Best Practices for Distributed Tracing on OpenShift

• Standardize trace propagation
• Choose W3C traceparent as default where possible.
• Ensure all services and ingress/mesh components respect it.
• Instrument at meaningful boundaries
• In addition to automatic HTTP spans:
• Create spans around business operations.
• Group related low-level calls into higher-level spans.
• Tune sampling thoughtfully
• Low sample rate for routine production traffic.
• Higher or full sampling for:
• Staging/pre-production.
• Critical transactions.
• Troubleshooting windows.
• Align naming and tagging conventions
• Consistent service.name, http.target, db.system tags.
• Use attributes for tenant/namespace, version, region/zone when helpful.
• Integrate with deployment workflows
• Include tracing configuration in:
• Deployment/DeploymentConfig manifests.
• Helm/Templating or GitOps repos.
• Validate tracing in CI/CD (e.g., smoke tests that verify spans appear).
• Watch cost and storage
• Monitor trace volume and storage usage.
• Use retention policies and sampling to balance visibility and cost.

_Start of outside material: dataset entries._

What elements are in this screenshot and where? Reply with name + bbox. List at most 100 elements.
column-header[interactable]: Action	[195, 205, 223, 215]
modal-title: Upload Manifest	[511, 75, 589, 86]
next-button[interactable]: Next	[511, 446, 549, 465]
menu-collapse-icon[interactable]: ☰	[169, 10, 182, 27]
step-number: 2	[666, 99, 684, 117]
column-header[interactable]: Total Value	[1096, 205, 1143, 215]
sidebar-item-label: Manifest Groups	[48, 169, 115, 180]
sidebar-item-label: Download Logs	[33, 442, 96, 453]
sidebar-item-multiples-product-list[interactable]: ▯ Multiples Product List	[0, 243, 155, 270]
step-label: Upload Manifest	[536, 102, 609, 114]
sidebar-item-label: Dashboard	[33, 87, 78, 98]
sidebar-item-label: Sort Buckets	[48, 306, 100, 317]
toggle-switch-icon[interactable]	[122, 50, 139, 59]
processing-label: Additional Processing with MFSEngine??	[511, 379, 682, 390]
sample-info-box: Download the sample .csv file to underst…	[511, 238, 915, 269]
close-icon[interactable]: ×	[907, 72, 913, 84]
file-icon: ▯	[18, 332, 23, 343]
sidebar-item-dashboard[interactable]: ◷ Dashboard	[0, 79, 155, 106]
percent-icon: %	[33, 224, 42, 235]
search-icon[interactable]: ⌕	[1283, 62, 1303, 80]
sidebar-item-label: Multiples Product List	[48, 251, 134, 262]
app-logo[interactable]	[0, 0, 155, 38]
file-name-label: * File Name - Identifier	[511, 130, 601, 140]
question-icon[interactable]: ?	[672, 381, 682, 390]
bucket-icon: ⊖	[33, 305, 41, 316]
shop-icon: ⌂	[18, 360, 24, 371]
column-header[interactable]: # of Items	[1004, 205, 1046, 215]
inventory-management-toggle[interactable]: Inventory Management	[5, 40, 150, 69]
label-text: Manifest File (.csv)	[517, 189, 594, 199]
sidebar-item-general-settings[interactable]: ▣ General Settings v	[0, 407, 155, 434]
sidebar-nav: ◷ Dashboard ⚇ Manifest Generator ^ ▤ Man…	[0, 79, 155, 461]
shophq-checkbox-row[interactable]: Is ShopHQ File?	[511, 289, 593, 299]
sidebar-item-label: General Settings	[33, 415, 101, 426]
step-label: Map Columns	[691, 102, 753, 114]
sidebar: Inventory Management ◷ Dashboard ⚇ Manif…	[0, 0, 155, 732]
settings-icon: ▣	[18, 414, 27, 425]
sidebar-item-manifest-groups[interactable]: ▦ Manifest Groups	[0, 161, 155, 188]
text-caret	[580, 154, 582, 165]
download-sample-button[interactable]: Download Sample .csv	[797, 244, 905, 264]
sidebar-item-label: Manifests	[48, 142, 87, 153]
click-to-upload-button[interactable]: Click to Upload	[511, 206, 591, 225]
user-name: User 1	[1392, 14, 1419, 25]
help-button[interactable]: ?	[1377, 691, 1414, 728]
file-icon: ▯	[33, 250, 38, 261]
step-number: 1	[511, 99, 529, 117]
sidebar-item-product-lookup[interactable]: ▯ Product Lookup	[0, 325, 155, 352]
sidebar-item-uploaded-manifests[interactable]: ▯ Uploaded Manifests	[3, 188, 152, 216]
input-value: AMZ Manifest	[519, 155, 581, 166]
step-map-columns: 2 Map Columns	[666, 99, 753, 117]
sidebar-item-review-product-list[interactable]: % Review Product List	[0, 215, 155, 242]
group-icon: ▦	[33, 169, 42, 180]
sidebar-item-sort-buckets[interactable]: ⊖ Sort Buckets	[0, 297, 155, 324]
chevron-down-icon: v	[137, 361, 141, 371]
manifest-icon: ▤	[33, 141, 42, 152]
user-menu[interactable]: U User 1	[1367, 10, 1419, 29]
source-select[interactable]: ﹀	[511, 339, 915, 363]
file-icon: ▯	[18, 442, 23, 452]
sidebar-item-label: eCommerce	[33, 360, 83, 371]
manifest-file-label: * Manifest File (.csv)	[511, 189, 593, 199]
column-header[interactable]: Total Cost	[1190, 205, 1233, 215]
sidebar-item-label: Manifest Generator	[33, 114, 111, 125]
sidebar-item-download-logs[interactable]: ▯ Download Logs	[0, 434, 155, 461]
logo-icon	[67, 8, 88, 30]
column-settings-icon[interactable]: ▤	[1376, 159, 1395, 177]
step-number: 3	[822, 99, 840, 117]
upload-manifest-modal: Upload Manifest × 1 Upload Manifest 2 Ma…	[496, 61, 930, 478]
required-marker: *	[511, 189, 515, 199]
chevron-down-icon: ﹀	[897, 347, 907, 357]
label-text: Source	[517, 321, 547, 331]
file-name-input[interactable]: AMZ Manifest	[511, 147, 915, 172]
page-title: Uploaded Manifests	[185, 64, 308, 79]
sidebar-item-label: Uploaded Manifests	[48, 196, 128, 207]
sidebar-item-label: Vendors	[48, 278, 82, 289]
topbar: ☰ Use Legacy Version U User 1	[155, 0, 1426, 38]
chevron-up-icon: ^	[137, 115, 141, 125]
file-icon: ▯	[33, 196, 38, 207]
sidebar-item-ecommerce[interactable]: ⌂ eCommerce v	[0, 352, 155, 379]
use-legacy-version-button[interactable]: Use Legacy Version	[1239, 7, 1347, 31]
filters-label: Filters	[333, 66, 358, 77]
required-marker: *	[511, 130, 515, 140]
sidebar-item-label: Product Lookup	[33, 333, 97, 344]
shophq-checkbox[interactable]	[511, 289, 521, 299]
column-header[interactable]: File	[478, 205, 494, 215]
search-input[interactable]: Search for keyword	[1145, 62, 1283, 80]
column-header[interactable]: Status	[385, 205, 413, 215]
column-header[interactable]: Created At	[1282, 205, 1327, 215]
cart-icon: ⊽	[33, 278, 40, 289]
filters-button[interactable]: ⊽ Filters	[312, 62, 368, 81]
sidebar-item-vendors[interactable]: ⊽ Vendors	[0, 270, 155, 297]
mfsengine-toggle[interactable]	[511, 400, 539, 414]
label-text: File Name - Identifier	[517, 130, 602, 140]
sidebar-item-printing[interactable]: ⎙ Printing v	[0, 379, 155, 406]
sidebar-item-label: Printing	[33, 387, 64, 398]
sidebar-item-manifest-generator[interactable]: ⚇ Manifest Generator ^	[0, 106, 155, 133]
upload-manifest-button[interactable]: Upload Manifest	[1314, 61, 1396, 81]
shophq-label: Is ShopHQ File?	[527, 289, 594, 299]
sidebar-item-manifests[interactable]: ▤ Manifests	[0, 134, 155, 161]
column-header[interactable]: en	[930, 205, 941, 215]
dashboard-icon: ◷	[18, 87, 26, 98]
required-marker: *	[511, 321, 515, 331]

Typical Pitfalls on OpenShift

Common issues you may encounter:

• Broken traces due to header loss
• Ingress or internal proxies strip or override trace headers.
• Fix: configure them to forward traceparent/b3 headers properly.
• Multiple, incompatible propagation formats
• Some services use B3, others W3C only.
• Fix: configure OpenTelemetry and mesh to support and translate where needed.
• No spans for background jobs or async flows
• Asynchronous processing systems are left uninstrumented.
• Fix: carry trace context through queues, schedulers, or job metadata.
• High overhead from too much detail
• Very fine-grained spans (e.g., every loop iteration).
• Fix: focus on meaningful operations and aggregate where possible.

By combining proper instrumentation, consistent propagation, and a well-managed tracing backend, distributed tracing on OpenShift becomes a powerful tool for understanding and debugging modern, containerized applications.